Memories in Australia.[iv-vii]

ブリスベン国際空港からずっと歩き続けた足は、立ち止まってなお、動いているような錯覚に陥るほどだった。時刻はすでにAM2時に向かっている。目の前に噴水が見えた。こんな夜中に、誰が見るというのだろう。水面近くから吹き出す水がわずかな照明でライトアップされ、周期的に作り出される水の造形を揺らしている。

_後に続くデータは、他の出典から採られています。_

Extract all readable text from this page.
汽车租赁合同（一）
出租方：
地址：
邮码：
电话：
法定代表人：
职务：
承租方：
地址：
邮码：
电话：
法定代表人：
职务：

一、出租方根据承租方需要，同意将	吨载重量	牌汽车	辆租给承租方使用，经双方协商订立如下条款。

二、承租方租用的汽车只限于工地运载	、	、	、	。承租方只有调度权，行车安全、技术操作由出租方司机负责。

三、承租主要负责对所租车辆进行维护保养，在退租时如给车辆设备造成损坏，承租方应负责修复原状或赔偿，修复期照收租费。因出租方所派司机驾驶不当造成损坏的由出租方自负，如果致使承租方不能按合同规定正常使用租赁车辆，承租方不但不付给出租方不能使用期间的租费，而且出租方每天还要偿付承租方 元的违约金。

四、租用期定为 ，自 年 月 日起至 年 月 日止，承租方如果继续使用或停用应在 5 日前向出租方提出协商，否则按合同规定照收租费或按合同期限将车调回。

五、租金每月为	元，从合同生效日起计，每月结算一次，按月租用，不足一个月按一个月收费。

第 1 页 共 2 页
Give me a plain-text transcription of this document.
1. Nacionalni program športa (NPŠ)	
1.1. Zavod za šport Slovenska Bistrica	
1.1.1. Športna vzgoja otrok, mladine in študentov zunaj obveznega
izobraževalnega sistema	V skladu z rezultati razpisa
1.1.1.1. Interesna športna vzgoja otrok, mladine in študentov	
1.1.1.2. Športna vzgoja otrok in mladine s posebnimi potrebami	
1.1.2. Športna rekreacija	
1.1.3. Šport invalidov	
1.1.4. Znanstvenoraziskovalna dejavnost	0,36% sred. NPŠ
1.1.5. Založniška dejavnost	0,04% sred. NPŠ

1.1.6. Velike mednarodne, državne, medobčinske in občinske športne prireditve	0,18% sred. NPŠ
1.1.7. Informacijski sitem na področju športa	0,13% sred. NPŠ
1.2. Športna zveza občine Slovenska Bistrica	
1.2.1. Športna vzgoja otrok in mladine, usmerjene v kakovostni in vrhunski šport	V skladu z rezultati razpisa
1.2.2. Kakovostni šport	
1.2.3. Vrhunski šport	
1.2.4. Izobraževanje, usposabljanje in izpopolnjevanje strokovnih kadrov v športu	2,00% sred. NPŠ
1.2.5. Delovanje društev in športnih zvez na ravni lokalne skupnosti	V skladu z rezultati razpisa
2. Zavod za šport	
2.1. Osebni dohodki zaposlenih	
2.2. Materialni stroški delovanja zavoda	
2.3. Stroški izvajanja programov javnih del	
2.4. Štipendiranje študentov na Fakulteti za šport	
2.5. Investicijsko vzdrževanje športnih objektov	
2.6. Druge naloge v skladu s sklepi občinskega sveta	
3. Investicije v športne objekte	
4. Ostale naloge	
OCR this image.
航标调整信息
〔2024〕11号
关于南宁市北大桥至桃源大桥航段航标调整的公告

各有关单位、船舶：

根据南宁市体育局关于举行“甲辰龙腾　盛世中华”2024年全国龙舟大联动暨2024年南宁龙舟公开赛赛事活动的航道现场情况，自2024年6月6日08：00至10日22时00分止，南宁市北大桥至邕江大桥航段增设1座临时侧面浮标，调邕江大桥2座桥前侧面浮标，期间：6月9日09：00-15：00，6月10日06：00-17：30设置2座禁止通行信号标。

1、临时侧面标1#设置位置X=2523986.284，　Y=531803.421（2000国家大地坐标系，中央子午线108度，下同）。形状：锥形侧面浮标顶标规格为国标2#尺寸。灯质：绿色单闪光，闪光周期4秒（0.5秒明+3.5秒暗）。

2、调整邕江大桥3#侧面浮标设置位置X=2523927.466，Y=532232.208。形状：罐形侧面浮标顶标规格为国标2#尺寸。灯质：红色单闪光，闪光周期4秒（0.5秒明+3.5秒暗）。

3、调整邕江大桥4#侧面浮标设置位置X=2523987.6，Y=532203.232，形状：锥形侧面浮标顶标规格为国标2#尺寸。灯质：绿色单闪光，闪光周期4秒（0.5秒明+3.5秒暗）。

噴水の円周を形成している構造物は、かなり大きく、ゆうに30mはありそうだ。やけに立派な噴水に感嘆しつつ、外周をぐるりと回り、道路からいちばん反対の場所に腰を下ろした。かなり遠くで自動車が走る音がする。見えるものは何もない。暗闇と、オレンジ色の街灯と、噴水自体を照らしているわずかな光、それだけ。ミネラルウォーターを口に含み、煙草に火をつけた。目をつむると、どくどくと脈打つ心臓の音が聞こえる。

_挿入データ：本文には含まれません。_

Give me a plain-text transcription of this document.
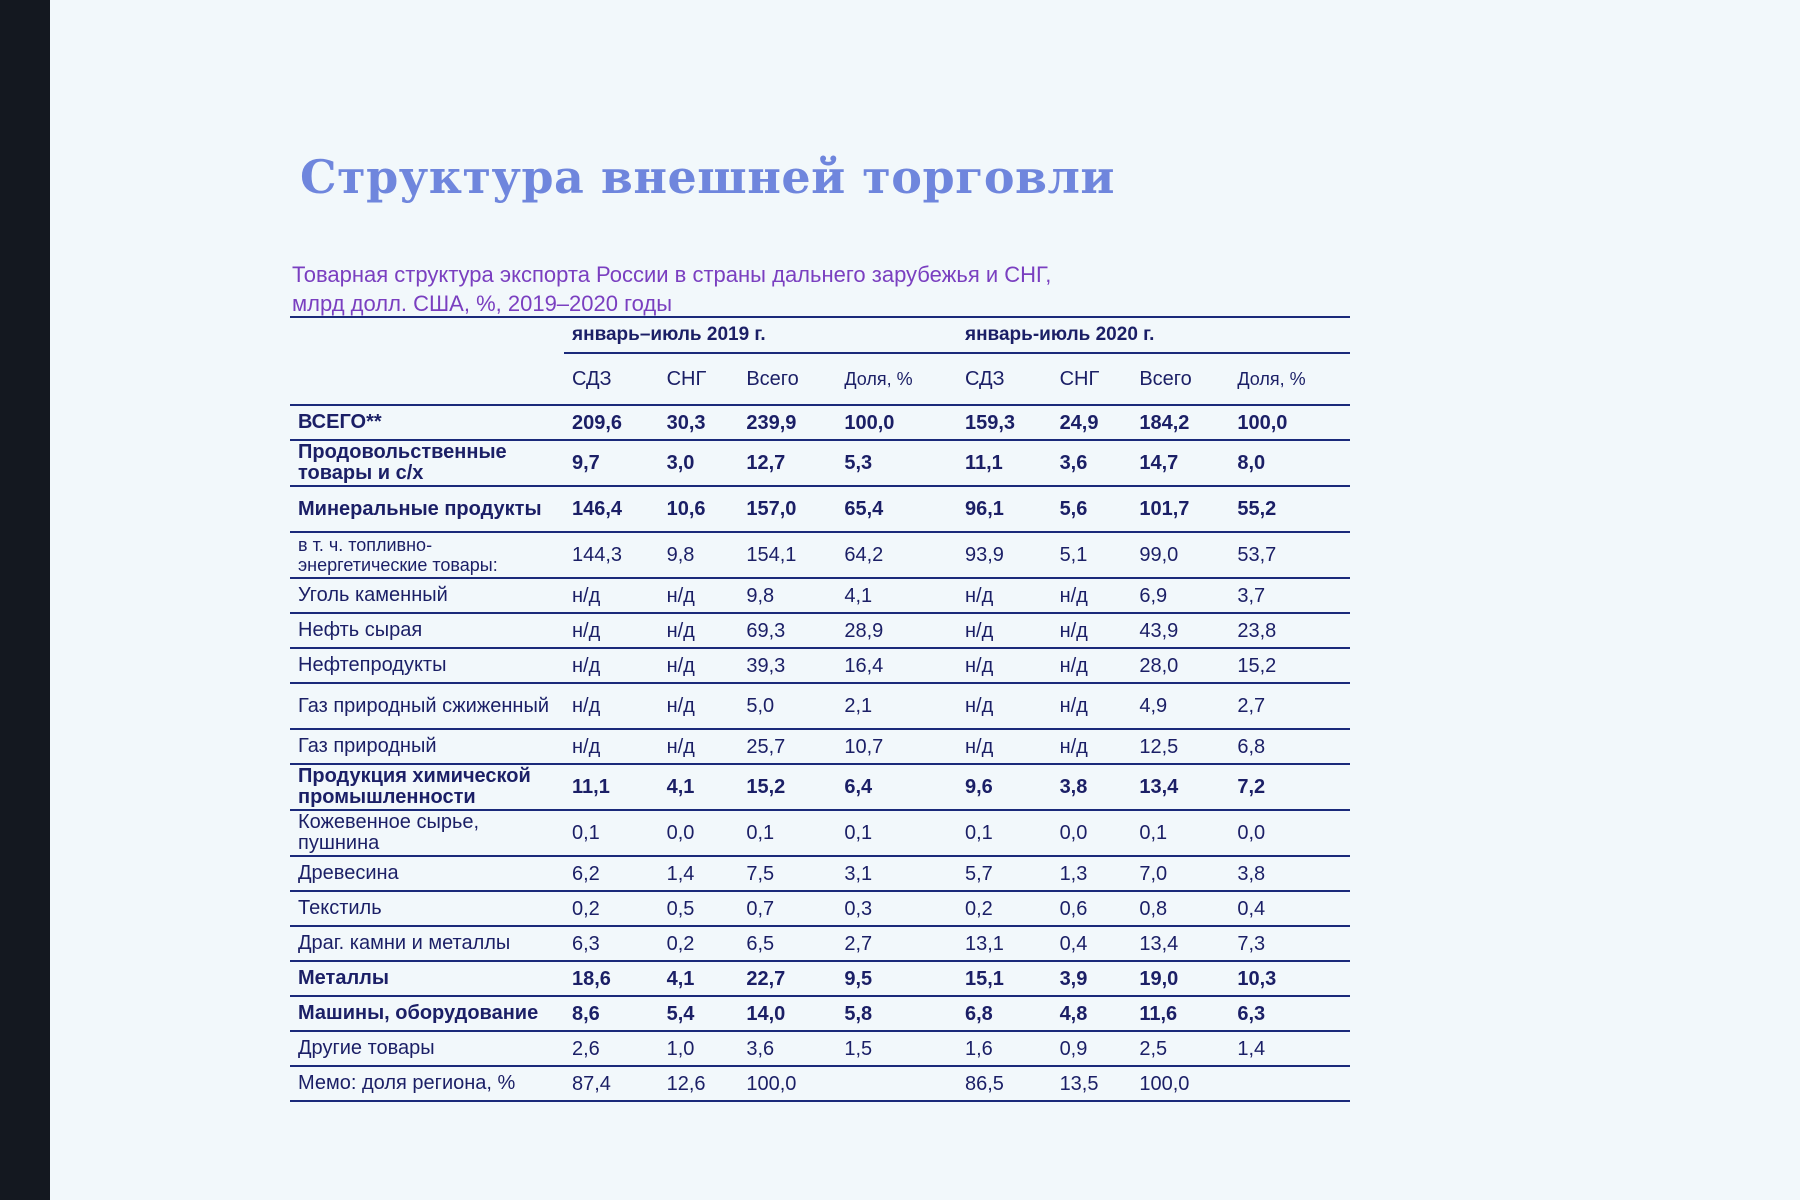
Структура внешней торговли
Товарная структура экспорта России в страны дальнего зарубежья и СНГ,
млрд долл. США, %, 2019–2020 годы
	январь–июль 2019 г.				январь-июль 2020 г.			
	СДЗ	СНГ	Всего	Доля, %	СДЗ	СНГ	Всего	Доля, %
ВСЕГО**	209,6	30,3	239,9	100,0	159,3	24,9	184,2	100,0
Продовольственные товары и с/х	9,7	3,0	12,7	5,3	11,1	3,6	14,7	8,0
Минеральные продукты	146,4	10,6	157,0	65,4	96,1	5,6	101,7	55,2
в т. ч. топливно-энергетические товары:	144,3	9,8	154,1	64,2	93,9	5,1	99,0	53,7
Уголь каменный	н/д	н/д	9,8	4,1	н/д	н/д	6,9	3,7
Нефть сырая	н/д	н/д	69,3	28,9	н/д	н/д	43,9	23,8
Нефтепродукты	н/д	н/д	39,3	16,4	н/д	н/д	28,0	15,2
Газ природный сжиженный	н/д	н/д	5,0	2,1	н/д	н/д	4,9	2,7
Газ природный	н/д	н/д	25,7	10,7	н/д	н/д	12,5	6,8
Продукция химической промышленности	11,1	4,1	15,2	6,4	9,6	3,8	13,4	7,2
Кожевенное сырье, пушнина	0,1	0,0	0,1	0,1	0,1	0,0	0,1	0,0
Древесина	6,2	1,4	7,5	3,1	5,7	1,3	7,0	3,8
Текстиль	0,2	0,5	0,7	0,3	0,2	0,6	0,8	0,4
Драг. камни и металлы	6,3	0,2	6,5	2,7	13,1	0,4	13,4	7,3
Металлы	18,6	4,1	22,7	9,5	15,1	3,9	19,0	10,3
Машины, оборудование	8,6	5,4	14,0	5,8	6,8	4,8	11,6	6,3
Другие товары	2,6	1,0	3,6	1,5	1,6	0,9	2,5	1,4
Мемо: доля региона, %	87,4	12,6	100,0		86,5	13,5	100,0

僕はこれからどこへ行こうとしているのか。そもそも、ここはどこなのか。ギターケースを握り続けた手がこわばっている。背中にかいた汗が冷えて寒さを感じる。身体的状況を考えても、今はあまり良い状態とは言えない。

腰かけている噴水の構造物は、凹凸のある小さなレンガが敷き詰められており、さらに横になるには幅が狭すぎた。尻の落ち着く場所を探して座り直し、足を組み、猫背になり、寒さから身を守った。もういちど目をつむり、努めて楽しいことを考えようとし始めたとき、幹線道路の方で誰かの話し声がした。

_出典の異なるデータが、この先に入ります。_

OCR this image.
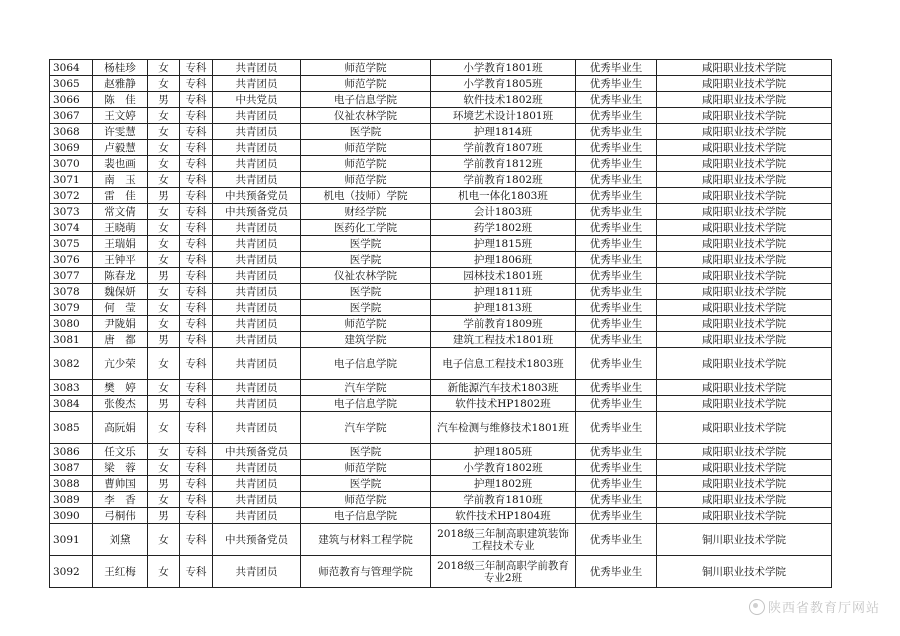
3064	杨桂珍	女	专科	共青团员	师范学院	小学教育1801班	优秀毕业生	咸阳职业技术学院
3065	赵雅静	女	专科	共青团员	师范学院	小学教育1805班	优秀毕业生	咸阳职业技术学院
3066	陈　佳	男	专科	中共党员	电子信息学院	软件技术1802班	优秀毕业生	咸阳职业技术学院
3067	王文婷	女	专科	共青团员	仪祉农林学院	环境艺术设计1801班	优秀毕业生	咸阳职业技术学院
3068	许雯慧	女	专科	共青团员	医学院	护理1814班	优秀毕业生	咸阳职业技术学院
3069	卢毅慧	女	专科	共青团员	师范学院	学前教育1807班	优秀毕业生	咸阳职业技术学院
3070	裴也画	女	专科	共青团员	师范学院	学前教育1812班	优秀毕业生	咸阳职业技术学院
3071	南　玉	女	专科	共青团员	师范学院	学前教育1802班	优秀毕业生	咸阳职业技术学院
3072	雷　佳	男	专科	中共预备党员	机电（技师）学院	机电一体化1803班	优秀毕业生	咸阳职业技术学院
3073	常文倩	女	专科	中共预备党员	财经学院	会计1803班	优秀毕业生	咸阳职业技术学院
3074	王晓萌	女	专科	共青团员	医药化工学院	药学1802班	优秀毕业生	咸阳职业技术学院
3075	王瑞娟	女	专科	共青团员	医学院	护理1815班	优秀毕业生	咸阳职业技术学院
3076	王钟平	女	专科	共青团员	医学院	护理1806班	优秀毕业生	咸阳职业技术学院
3077	陈春龙	男	专科	共青团员	仪祉农林学院	园林技术1801班	优秀毕业生	咸阳职业技术学院
3078	魏保妍	女	专科	共青团员	医学院	护理1811班	优秀毕业生	咸阳职业技术学院
3079	何　莹	女	专科	共青团员	医学院	护理1813班	优秀毕业生	咸阳职业技术学院
3080	尹陇娟	女	专科	共青团员	师范学院	学前教育1809班	优秀毕业生	咸阳职业技术学院
3081	唐　都	男	专科	共青团员	建筑学院	建筑工程技术1801班	优秀毕业生	咸阳职业技术学院
3082	亢少荣	女	专科	共青团员	电子信息学院	电子信息工程技术1803班	优秀毕业生	咸阳职业技术学院
3083	樊　婷	女	专科	共青团员	汽车学院	新能源汽车技术1803班	优秀毕业生	咸阳职业技术学院
3084	张俊杰	男	专科	共青团员	电子信息学院	软件技术HP1802班	优秀毕业生	咸阳职业技术学院
3085	高阮娟	女	专科	共青团员	汽车学院	汽车检测与维修技术1801班	优秀毕业生	咸阳职业技术学院
3086	任文乐	女	专科	中共预备党员	医学院	护理1805班	优秀毕业生	咸阳职业技术学院
3087	梁　蓉	女	专科	共青团员	师范学院	小学教育1802班	优秀毕业生	咸阳职业技术学院
3088	曹帅国	男	专科	共青团员	医学院	护理1802班	优秀毕业生	咸阳职业技术学院
3089	李　香	女	专科	共青团员	师范学院	学前教育1810班	优秀毕业生	咸阳职业技术学院
3090	弓桐伟	男	专科	共青团员	电子信息学院	软件技术HP1804班	优秀毕业生	咸阳职业技术学院
3091	刘黛	女	专科	中共预备党员	建筑与材料工程学院	2018级三年制高职建筑装饰工程技术专业	优秀毕业生	铜川职业技术学院
3092	王红梅	女	专科	共青团员	师范教育与管理学院	2018级三年制高职学前教育专业2班	优秀毕业生	铜川职业技术学院
陕西省教育厅网站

体をひねって、声のほうを覗き見た。幹線道路のオレンジ色の照明に照らされた人物は、二人。空港とは反対の方向から歩いてやって来たようだ。

こんな時間に?酔っ払いだろうか?そのまま通り過ぎるのだろうと思った。しかし、二人は足を止め、がやがやと騒いでいた声は、ひそやかになり、なにか会話をしているようだ。もしかして、こちらに気づいていて、そして、足を止めたのだろうか。

僕は目を逸らすことができず、オレンジ色の光に照らされ揺れている二人の人物を凝視していた。